We’ve all seen it: the latest leadership fad takes over LinkedIn. Servant leadership. Transformational leadership. Even—brace yourself—authentic leadership. Great buzzwords. But often, they reveal more about what leaders want to be seen as rather than what their organizations actually need.
As Proverbs reminds us: “To everything there is a season.” Leadership is no different. There’s a style for every season. The real challenge? Leaders too often cling to labels instead of leading the moment.
Servant Leadership: Good Intentions, Empty Results
Servant leadership, popularized by Robert Greenleaf, is about putting others first—cultivating empathy, sharing power, and nurturing growth. At its best, it fosters trust, collaboration, and wellbeing.
But what happens when servant leadership runs during the wrong season? I once served under a self-proclaimed servant leader during a time when our organization desperately needed a strategic pivot. Guess what happened? We made zero strategic shift—but felt really good about being stuck.

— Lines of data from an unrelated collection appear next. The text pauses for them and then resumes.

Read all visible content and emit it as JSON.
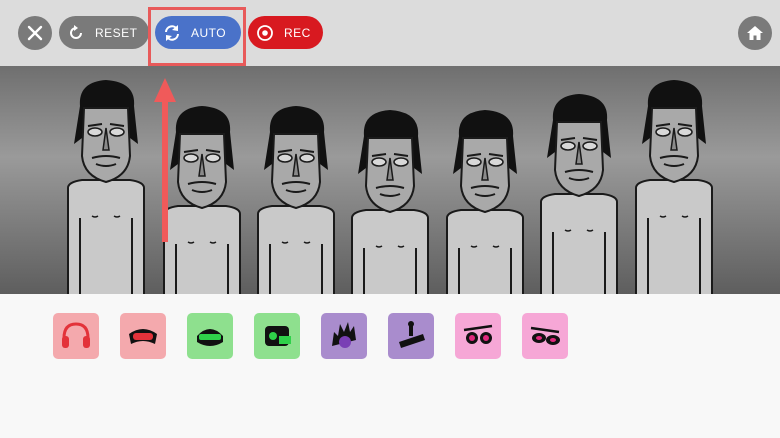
{
  "toolbar": {
    "close_icon": "close-icon",
    "reset_label": "RESET",
    "auto_label": "AUTO",
    "rec_label": "REC",
    "home_icon": "home-icon"
  },
  "colors": {
    "toolbar_bg": "#dcdcdc",
    "reset_bg": "#7a7a7a",
    "auto_bg": "#4a72c9",
    "rec_bg": "#d81920",
    "highlight": "#e85a5a",
    "beats": "#f4a9ad",
    "effects": "#8ee08e",
    "melodies": "#a98ccd",
    "voices": "#f6a7d6"
  },
  "stage": {
    "characters": 7
  },
  "sounds": [
    {
      "icon": "headphones-icon",
      "group": "beats"
    },
    {
      "icon": "goggles-icon",
      "group": "beats"
    },
    {
      "icon": "visor-icon",
      "group": "effects"
    },
    {
      "icon": "speaker-icon",
      "group": "effects"
    },
    {
      "icon": "spiky-hair-icon",
      "group": "melodies"
    },
    {
      "icon": "cap-icon",
      "group": "melodies"
    },
    {
      "icon": "sunglasses-icon",
      "group": "voices"
    },
    {
      "icon": "round-glasses-icon",
      "group": "voices"
    }
  ]
}
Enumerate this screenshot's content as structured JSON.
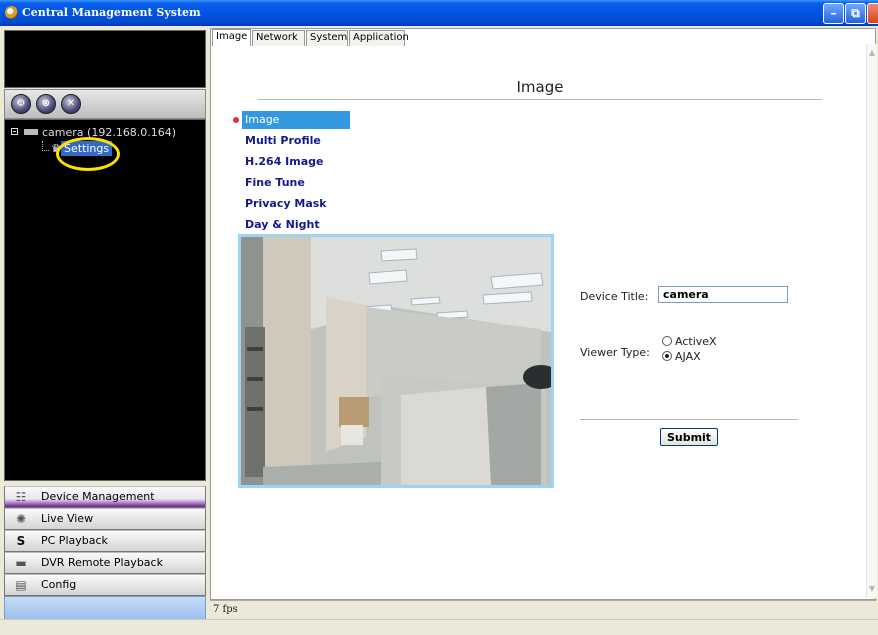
{
  "window": {
    "title": "Central Management System",
    "controls": {
      "minimize": "minimize-icon",
      "maximize": "maximize-icon",
      "close": "close-icon"
    }
  },
  "left_panel": {
    "tool_icons": [
      "connect-icon",
      "disconnect-icon",
      "delete-icon"
    ],
    "tree": {
      "device_label": "camera (192.168.0.164)",
      "child_label": "Settings"
    },
    "nav": [
      {
        "label": "Device Management",
        "icon": "device-management-icon",
        "active": true
      },
      {
        "label": "Live View",
        "icon": "live-view-icon",
        "active": false
      },
      {
        "label": "PC Playback",
        "icon": "pc-playback-icon",
        "active": false
      },
      {
        "label": "DVR Remote Playback",
        "icon": "dvr-remote-playback-icon",
        "active": false
      },
      {
        "label": "Config",
        "icon": "config-icon",
        "active": false
      }
    ]
  },
  "tabs": [
    "Image",
    "Network",
    "System",
    "Application"
  ],
  "active_tab": "Image",
  "content": {
    "page_title": "Image",
    "menu": [
      {
        "label": "Image",
        "active": true
      },
      {
        "label": "Multi Profile",
        "active": false
      },
      {
        "label": "H.264 Image",
        "active": false
      },
      {
        "label": "Fine Tune",
        "active": false
      },
      {
        "label": "Privacy Mask",
        "active": false
      },
      {
        "label": "Day & Night",
        "active": false
      }
    ],
    "form": {
      "device_title_label": "Device Title:",
      "device_title_value": "camera",
      "viewer_type_label": "Viewer Type:",
      "viewer_options": [
        {
          "label": "ActiveX",
          "checked": false
        },
        {
          "label": "AJAX",
          "checked": true
        }
      ],
      "submit_label": "Submit"
    }
  },
  "status": {
    "fps": "7 fps"
  },
  "colors": {
    "titlebar": "#0054e3",
    "menu_active": "#3298e0",
    "menu_link": "#17178c",
    "nav_active": "#8b3fa8",
    "highlight_ring": "#ffe000"
  }
}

That’s the leadership latte effect: frothy, warm, ego-boosting… but ultimately unsatisfying.
When Crisis Hits: Sensemaking Over Speeches
During turbulent times, servant rhetoric or motivational platitudes aren’t enough. What employees really need is sensemaking—the ability to interpret confusion and create clarity.
Karl Weick introduced sensemaking as a leader’s secret weapon for navigating complexity. It’s about crafting plausible explanations for ambiguous situations, testing them, and revising as needed.
Research shows that sensemaking strongly predicts leadership effectiveness. Yet only about 4% of traits cited as “great leadership attributes” involve sensemaking. Go figure.
Sensemaking isn’t soft—it’s survival.
Authentic Leadership: When “Authentic” Becomes a Weapon
Authentic leadership promises transparency and integrity. Beautiful idea—until it’s wielded by someone who is “authentically” manipulative or abrasive.
Leaders who weaponize authenticity often use empathy to disarm and manipulation as strategy. Congratulations: you’re not shaping culture—you’re exploiting it.
Authenticity without ethics? That’s just Machiavelli with charisma.
What Smart Leaders Actually Do
Forget the trending taglines. Ask instead:
- What does this moment demand?
- Does my team need a strategist, a healer, a chaos-navigator—or all three?
- Am I flexible enough to shift styles as the situation evolves?
Real leadership isn’t about style—it’s about situational wisdom.
Call to Action: Lead Like It Matters
Some days you need to serve the team. Other days you need to cut through ambiguity with clarity. And yes, sometimes you need to confront chaos head-on with sensemaking, not speeches.
So here’s your leader-to-leader reality check:
Stop trying to fit leadership into a hashtag. Start fitting your style to the season.
Lead with intelligence. Lead with integrity. And above all, lead with the courage to actually lead—no filters needed.